A woman walking upside down, fish in the sky above her, birds at her feet.

A man standing in a moonlit wasteland, his head flowering like an oasis of thoughts.

A city of red towers, under a sky filled with falling stars; another city, made in perfect miniature, and raised up on legs, with a blue bird—surely vast, even monstrous, to the city’s inhabitants—wheeling overhead.

A grotesque mask singing as it floated in midair; a creature the size of a lion, with the head of a human being, vast and bearded, sitting on the lip of a volcano. A shore of some tropical island, with a tiny red boat in the bay, and a single star hanging over the horizon.

And so on. And on. And on. The images kept flying.

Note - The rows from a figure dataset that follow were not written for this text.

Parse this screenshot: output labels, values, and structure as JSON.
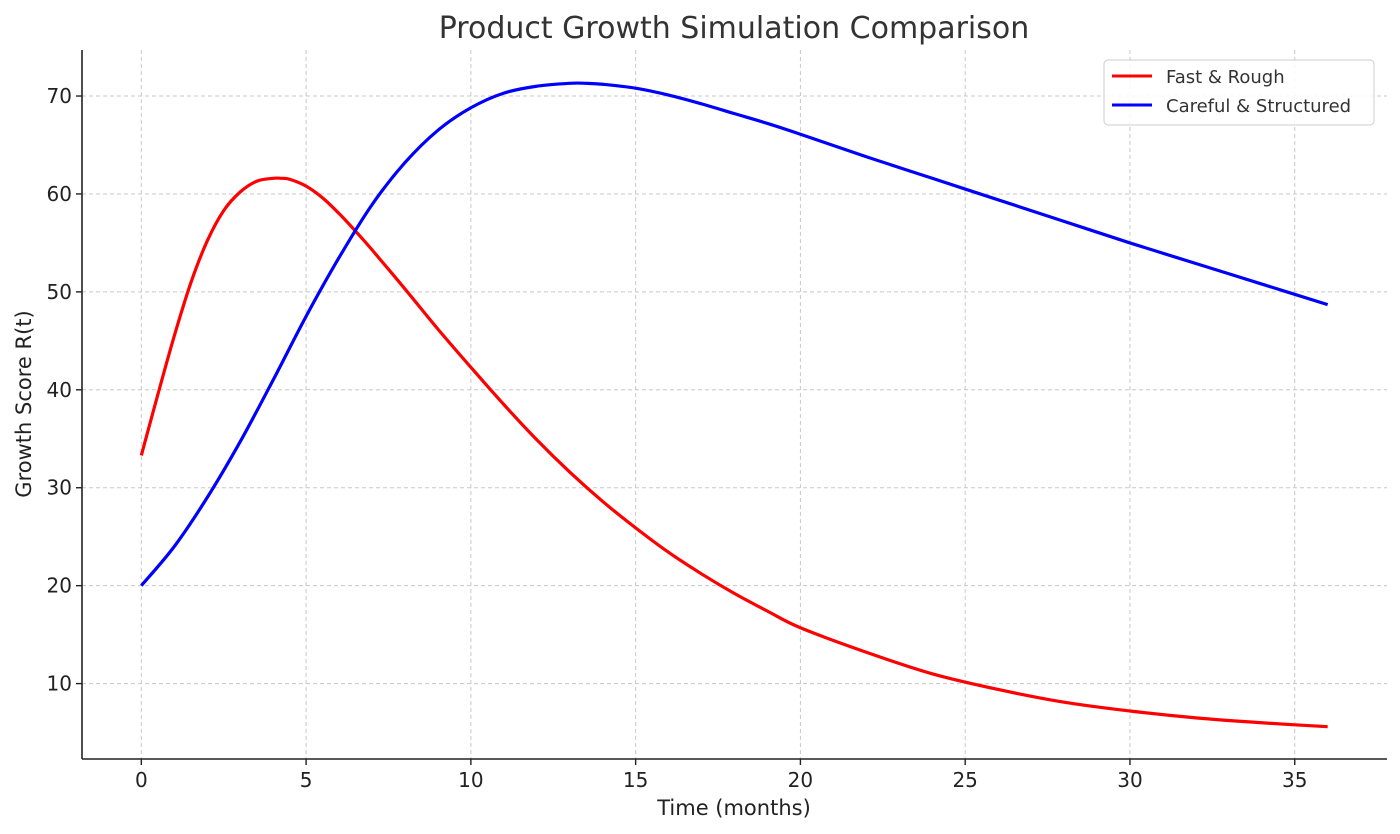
{
  "chart_data": {
    "type": "line",
    "title": "Product Growth Simulation Comparison",
    "xlabel": "Time (months)",
    "ylabel": "Growth Score R(t)",
    "xlim": [
      -1.8,
      37.8
    ],
    "ylim": [
      2.3,
      74.7
    ],
    "xticks": [
      0,
      5,
      10,
      15,
      20,
      25,
      30,
      35
    ],
    "yticks": [
      10,
      20,
      30,
      40,
      50,
      60,
      70
    ],
    "grid": true,
    "legend_position": "top-right",
    "series": [
      {
        "name": "Fast & Rough",
        "color": "#ff0000",
        "x": [
          0,
          0.5,
          1,
          1.5,
          2,
          2.5,
          3,
          3.5,
          4,
          4.25,
          4.5,
          5,
          5.5,
          6,
          6.5,
          7,
          8,
          9,
          10,
          11,
          12,
          13,
          14,
          15,
          16,
          17,
          18,
          19,
          20,
          22,
          24,
          26,
          28,
          30,
          32,
          34,
          36
        ],
        "y": [
          33.3,
          39.5,
          45.5,
          50.9,
          55.2,
          58.3,
          60.2,
          61.3,
          61.6,
          61.6,
          61.5,
          60.8,
          59.6,
          58.0,
          56.2,
          54.3,
          50.3,
          46.2,
          42.3,
          38.5,
          34.9,
          31.6,
          28.6,
          25.9,
          23.4,
          21.2,
          19.2,
          17.4,
          15.7,
          13.2,
          11.0,
          9.4,
          8.1,
          7.2,
          6.5,
          6.0,
          5.6
        ]
      },
      {
        "name": "Careful & Structured",
        "color": "#0000ff",
        "x": [
          0,
          1,
          2,
          3,
          4,
          5,
          6,
          7,
          8,
          9,
          10,
          11,
          12,
          13,
          13.5,
          14,
          15,
          16,
          17,
          18,
          19,
          20,
          22,
          24,
          26,
          28,
          30,
          32,
          34,
          36
        ],
        "y": [
          20.0,
          24.0,
          29.0,
          34.7,
          41.0,
          47.5,
          53.5,
          58.9,
          63.2,
          66.5,
          68.8,
          70.3,
          71.0,
          71.3,
          71.3,
          71.2,
          70.8,
          70.1,
          69.2,
          68.2,
          67.2,
          66.1,
          63.8,
          61.6,
          59.4,
          57.2,
          55.0,
          52.9,
          50.8,
          48.7
        ]
      }
    ]
  }
}
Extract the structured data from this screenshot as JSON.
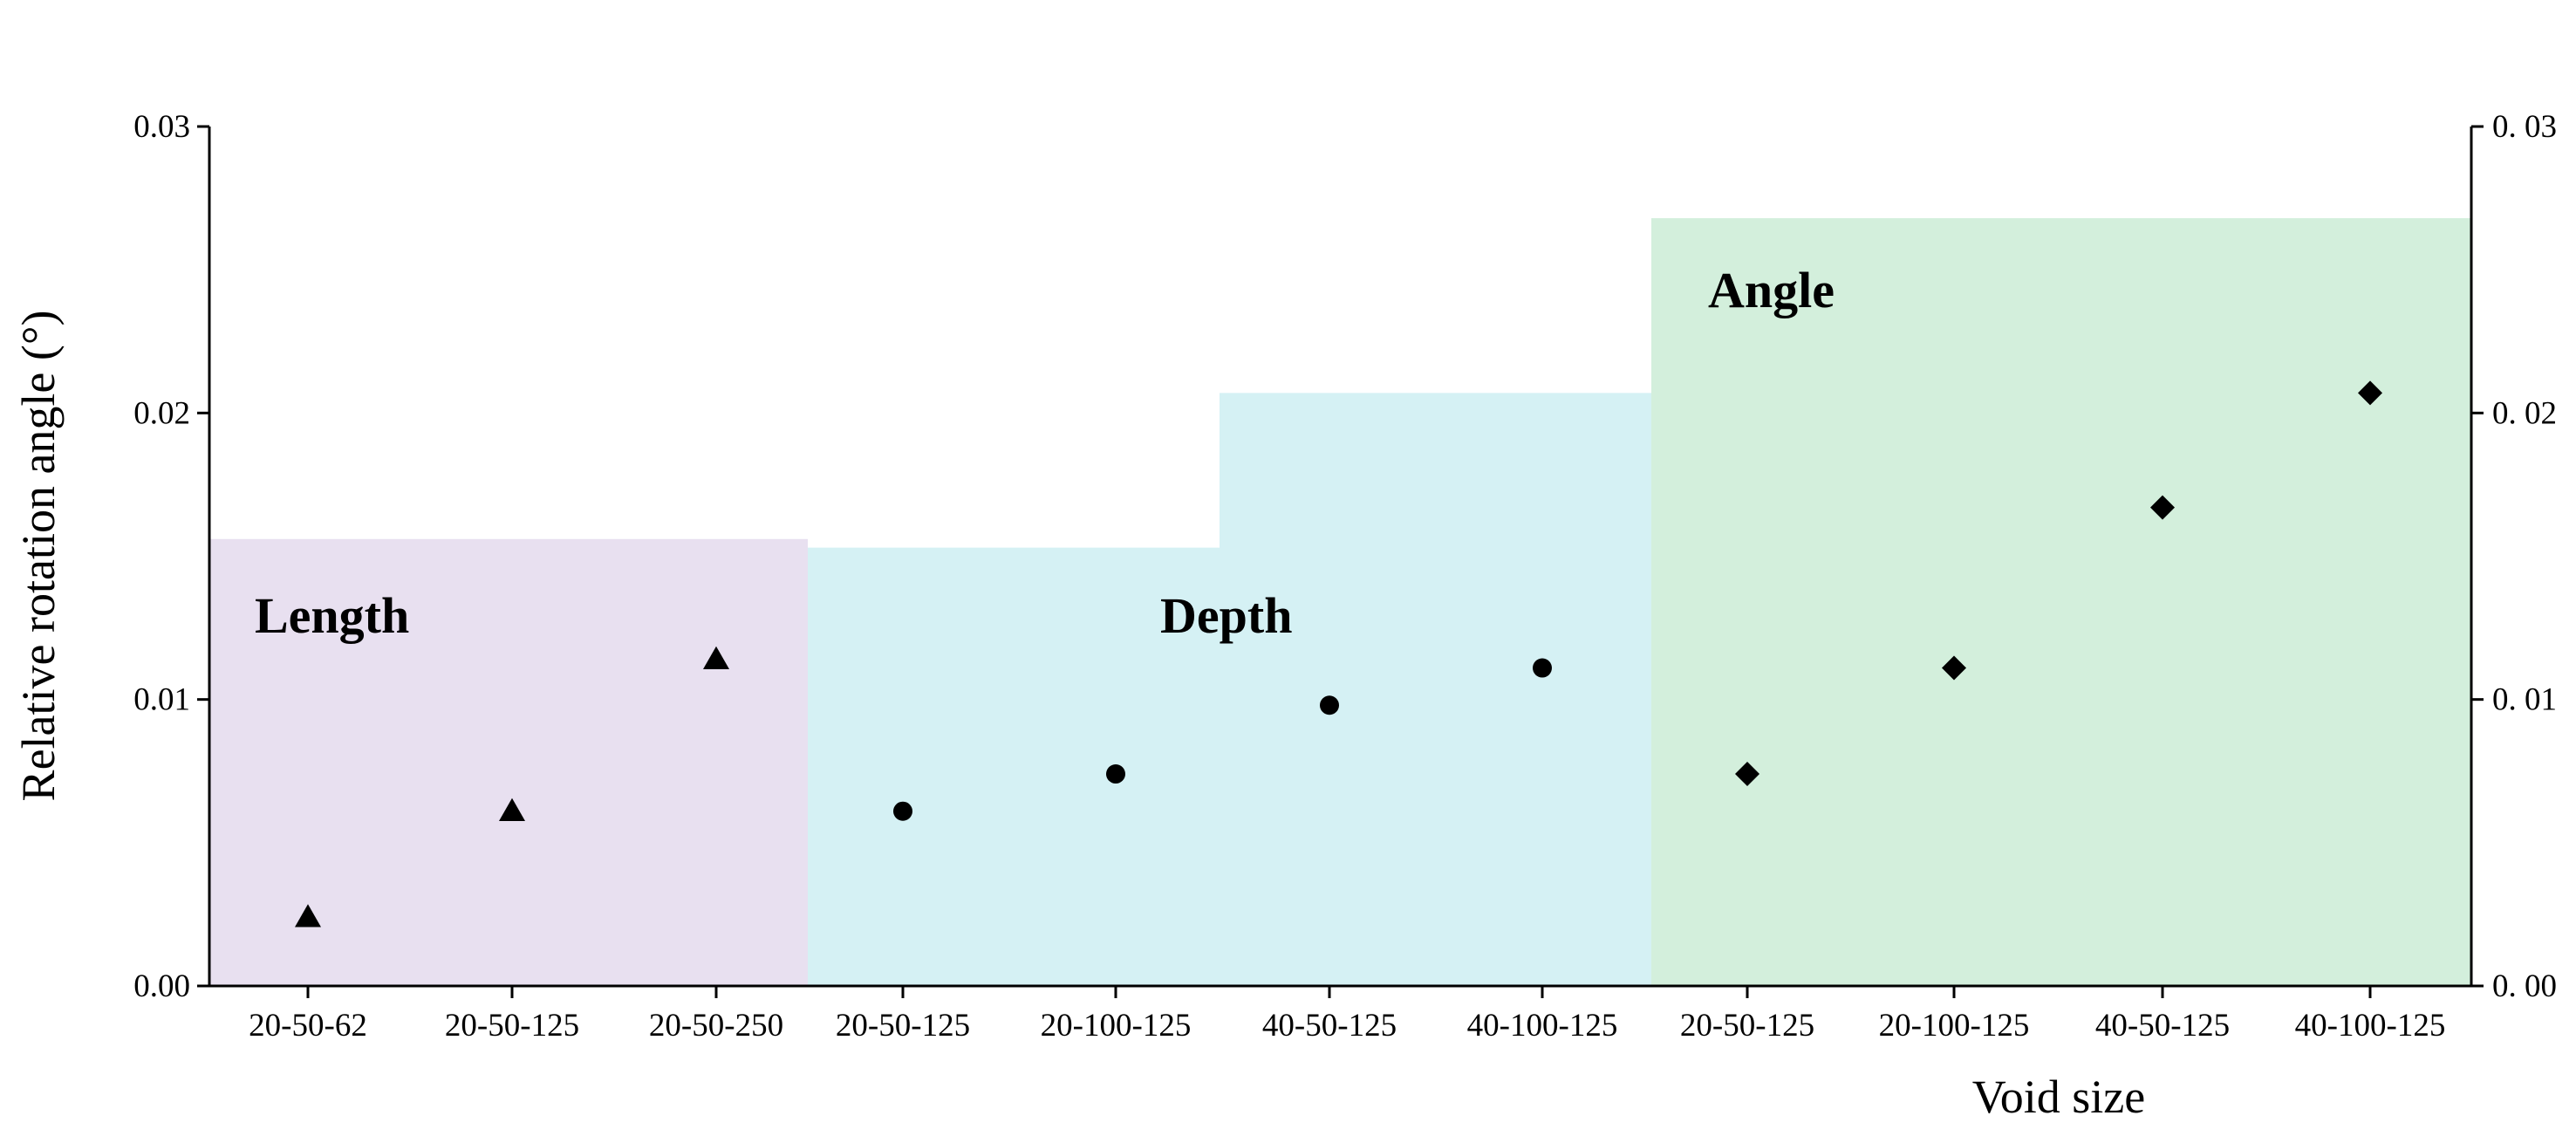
{
  "chart_data": {
    "type": "scatter",
    "title": "",
    "xlabel": "Void size",
    "ylabel": "Relative rotation angle (°)",
    "ylim": [
      0,
      0.03
    ],
    "yticks_left": [
      "0.00",
      "0.01",
      "0.02",
      "0.03"
    ],
    "yticks_right": [
      "0. 00",
      "0. 01",
      "0. 02",
      "0. 03"
    ],
    "ytick_values": [
      0,
      0.01,
      0.02,
      0.03
    ],
    "grid": false,
    "legend": "none",
    "categories": [
      "20-50-62",
      "20-50-125",
      "20-50-250",
      "20-50-125",
      "20-100-125",
      "40-50-125",
      "40-100-125",
      "20-50-125",
      "20-100-125",
      "40-50-125",
      "40-100-125"
    ],
    "groups": [
      {
        "name": "Length",
        "marker": "triangle",
        "color": "#e8e0f0",
        "start_index": 0,
        "values": [
          0.0024,
          0.0061,
          0.0114
        ]
      },
      {
        "name": "Depth",
        "marker": "circle",
        "color": "#d5f1f4",
        "start_index": 3,
        "values": [
          0.0061,
          0.0074,
          0.0098,
          0.0111
        ]
      },
      {
        "name": "Angle",
        "marker": "diamond",
        "color": "#d3efdc",
        "start_index": 7,
        "values": [
          0.0074,
          0.0111,
          0.0167,
          0.0207
        ]
      }
    ],
    "background_regions": [
      {
        "group": "Length",
        "from_index": 0,
        "to_index": 2,
        "top": 0.0156
      },
      {
        "group": "Depth",
        "from_index": 3,
        "to_index": 4,
        "top": 0.0153
      },
      {
        "group": "Depth",
        "from_index": 5,
        "to_index": 6,
        "top": 0.0207
      },
      {
        "group": "Angle",
        "from_index": 7,
        "to_index": 10,
        "top": 0.0268
      }
    ]
  }
}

Sometimes there would be a sound attached to the scene, though it didn’t always seem to fit, as though—just like lightning preceding thunder—the images came more quickly than the sounds, so that they were out of step with one another. Sometimes she glimpsed things that she recognized, albeit briefly. The Yebba Dim Day, rising from the misty waters of the Straits of Dusk. The Gilholly Bridge being crossed by an army of people with bright white fire springing from their heads. Even Ninnyhammer, in the midst of a storm so violent that its young trees were being plucked from the earth and carried away.